Comrades are not accustomed to being onlookers. He gestures—enough!—the control in hand. She frowns no, stoical. If they’re not there, they’re part of the Party constituency, share responsibility for it as they did in action. There are going to be plenty of other gatherings of the Party in its election campaign, and not all a pop praise song.

She assumes the Mkizes, Jake and Isa, will be coming with Steve and her to the one in the city. Jake’s low voice—is it poor reception on a cell phone.—I don’t want to hear him sing, I want to hear him in court.—Isa is laughing in the background and her message passed on, of course they’ll be there…

It’s what was a depot for tramcars way back when the city had tramways—for Whites Only. Must have been long before this distinction was named apartheid, that term that’s even used—comrade Jake, not a Jew, often insists, to characterise mistakenly the situation between Israelis and Palestinians. Nothing to do with the justice of returning the West Bank and East Jerusalem to Palestine. Both peoples with ancient claims of origin to the same territory, whereas we whites in South Africa have no such claim, no common origin with local aborigines—unless you accept the palaeoanthropologist discovery of the origin of all hominids in The Cradle of Man, the site in this African country.

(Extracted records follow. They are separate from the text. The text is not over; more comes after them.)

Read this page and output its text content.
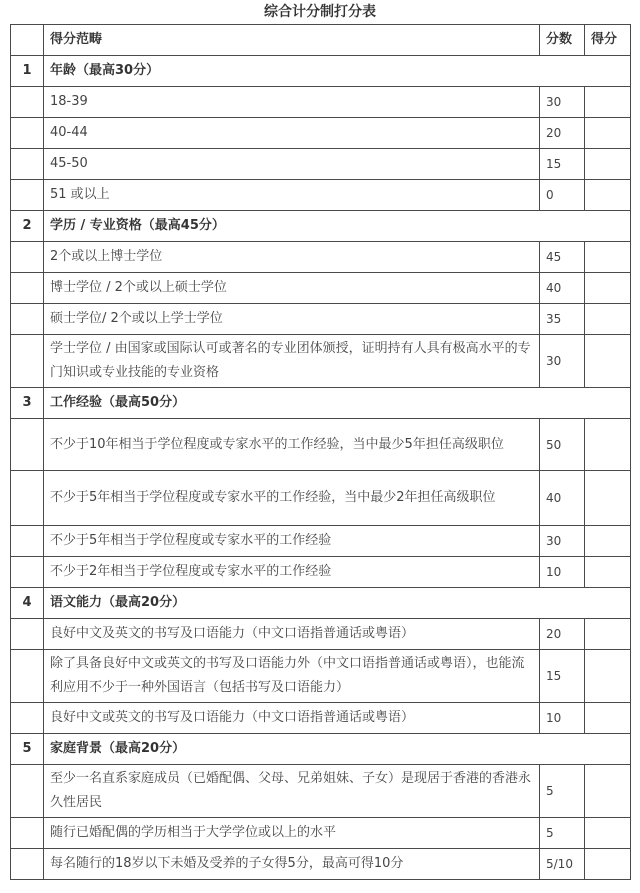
综合计分制打分表
	得分范畴	分数	得分
1	年龄（最高30分）		
	18-39	30	
	40-44	20	
	45-50	15	
	51 或以上	0	
2	学历 / 专业资格（最高45分）		
	2个或以上博士学位	45	
	博士学位 / 2个或以上硕士学位	40	
	硕士学位/ 2个或以上学士学位	35	
	学士学位 / 由国家或国际认可或著名的专业团体颁授，证明持有人具有极高水平的专门知识或专业技能的专业资格	30	
3	工作经验（最高50分）		
	不少于10年相当于学位程度或专家水平的工作经验，当中最少5年担任高级职位	50	
	不少于5年相当于学位程度或专家水平的工作经验，当中最少2年担任高级职位	40	
	不少于5年相当于学位程度或专家水平的工作经验	30	
	不少于2年相当于学位程度或专家水平的工作经验	10	
4	语文能力（最高20分）		
	良好中文及英文的书写及口语能力（中文口语指普通话或粤语）	20	
	除了具备良好中文或英文的书写及口语能力外（中文口语指普通话或粤语），也能流利应用不少于一种外国语言（包括书写及口语能力）	15	
	良好中文或英文的书写及口语能力（中文口语指普通话或粤语）	10	
5	家庭背景（最高20分）		
	至少一名直系家庭成员（已婚配偶、父母、兄弟姐妹、子女）是现居于香港的香港永久性居民	5	
	随行已婚配偶的学历相当于大学学位或以上的水平	5	
	每名随行的18岁以下未婚及受养的子女得5分，最高可得10分	5/10	
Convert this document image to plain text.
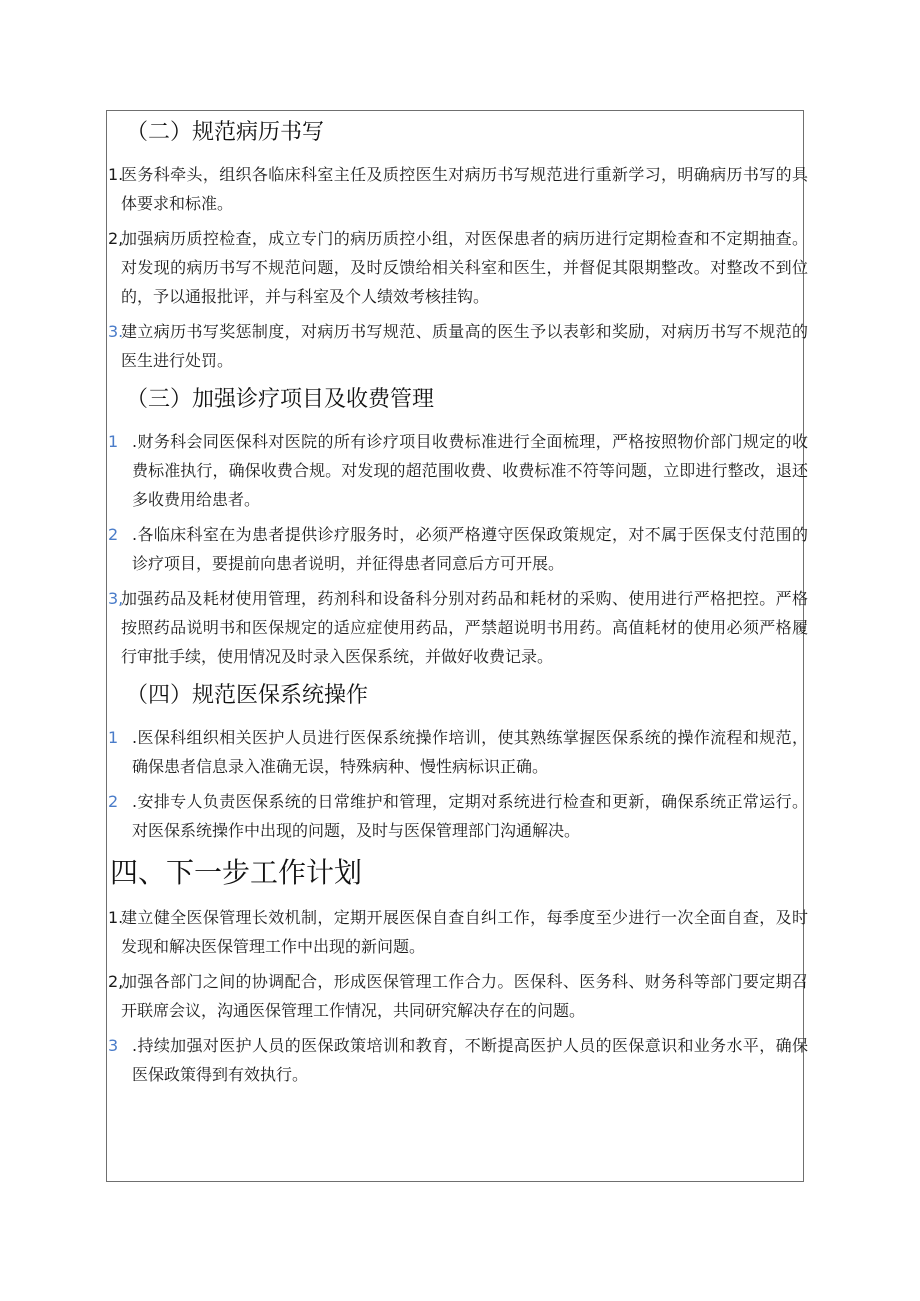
（二）规范病历书写
1.
医务科牵头，组织各临床科室主任及质控医生对病历书写规范进行重新学习，明确病历书写的具体要求和标准。
2,
加强病历质控检查，成立专门的病历质控小组，对医保患者的病历进行定期检查和不定期抽查。对发现的病历书写不规范问题，及时反馈给相关科室和医生，并督促其限期整改。对整改不到位的，予以通报批评，并与科室及个人绩效考核挂钩。
3.
建立病历书写奖惩制度，对病历书写规范、质量高的医生予以表彰和奖励，对病历书写不规范的医生进行处罚。
（三）加强诊疗项目及收费管理
1 .财务科会同医保科对医院的所有诊疗项目收费标准进行全面梳理，严格按照物价部门规定的收费标准执行，确保收费合规。对发现的超范围收费、收费标准不符等问题，立即进行整改，退还多收费用给患者。
2 .各临床科室在为患者提供诊疗服务时，必须严格遵守医保政策规定，对不属于医保支付范围的诊疗项目，要提前向患者说明，并征得患者同意后方可开展。
3,
加强药品及耗材使用管理，药剂科和设备科分别对药品和耗材的采购、使用进行严格把控。严格按照药品说明书和医保规定的适应症使用药品，严禁超说明书用药。高值耗材的使用必须严格履行审批手续，使用情况及时录入医保系统，并做好收费记录。
（四）规范医保系统操作
1 .医保科组织相关医护人员进行医保系统操作培训，使其熟练掌握医保系统的操作流程和规范，确保患者信息录入准确无误，特殊病种、慢性病标识正确。
2 .安排专人负责医保系统的日常维护和管理，定期对系统进行检查和更新，确保系统正常运行。对医保系统操作中出现的问题，及时与医保管理部门沟通解决。
四、下一步工作计划
1.
建立健全医保管理长效机制，定期开展医保自查自纠工作，每季度至少进行一次全面自查，及时发现和解决医保管理工作中出现的新问题。
2,
加强各部门之间的协调配合，形成医保管理工作合力。医保科、医务科、财务科等部门要定期召开联席会议，沟通医保管理工作情况，共同研究解决存在的问题。
3 .持续加强对医护人员的医保政策培训和教育，不断提高医护人员的医保意识和业务水平，确保医保政策得到有效执行。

A huge skeleton shed is crowded to standing crush at the entrance. Way is made for the mixed group, either in amused recognition of the novelty among them or as a small sign of reconciliation that’s supposed to exist. A woman buffeted, answers Isa’s apology.—Welcome, my sister—this electioneering event is in one of the ‘safe’ areas of the country, confident of Party votes. ‘Kill for Zuma!’—some youths have declared—Isa looks about, quoting in mumble. Jake prods her along by the elbow:—Well, suppose Zuma’s ‘Bring Me My Machine Gun’ is heard as permission.—

—See any AKs.—Peter is gazing around from where the comrades from the Suburb have found a bench and people in possession have shifted to make cramped space. There’s nothing to signify in appearances, anyone who isn’t too fat is like the Suburbans, in jeans; there are the usual hair constructions, more spiky than Jabu’s, some Afro-bushes dyed redhead, nose-rings and shackling ear-baubles. Isa’s appreciative of political participation.—That’s how we are…you can’t tell which is pop group and which is Youth League showing signals of having outgrown wisdom from Party leaders—

—Heritage isn’t a grand old pile out of which nothing new must come.—

—Stevie—Blessing, head on side.—Shame, they mustn’t rubbish it.—

—Mandela and Tambo, the young ones, changed Luthuli’s ANC, the great man for the reality of
his
time—for what they’d say, ‘knocking on the back door’—youth came up, eh, and brought the Party to
Umkhonto
.—

—That’s it! That’s it! We need a youth group, wild to keep us awake, know it’s
now—a luta continua
—but it’s a new one at home and globalised, Internet, blog.—Peter repeats in a mix of isiZulu and isiXhosa, for the benefit of the sharers on the bench he hears speaking in their tongues.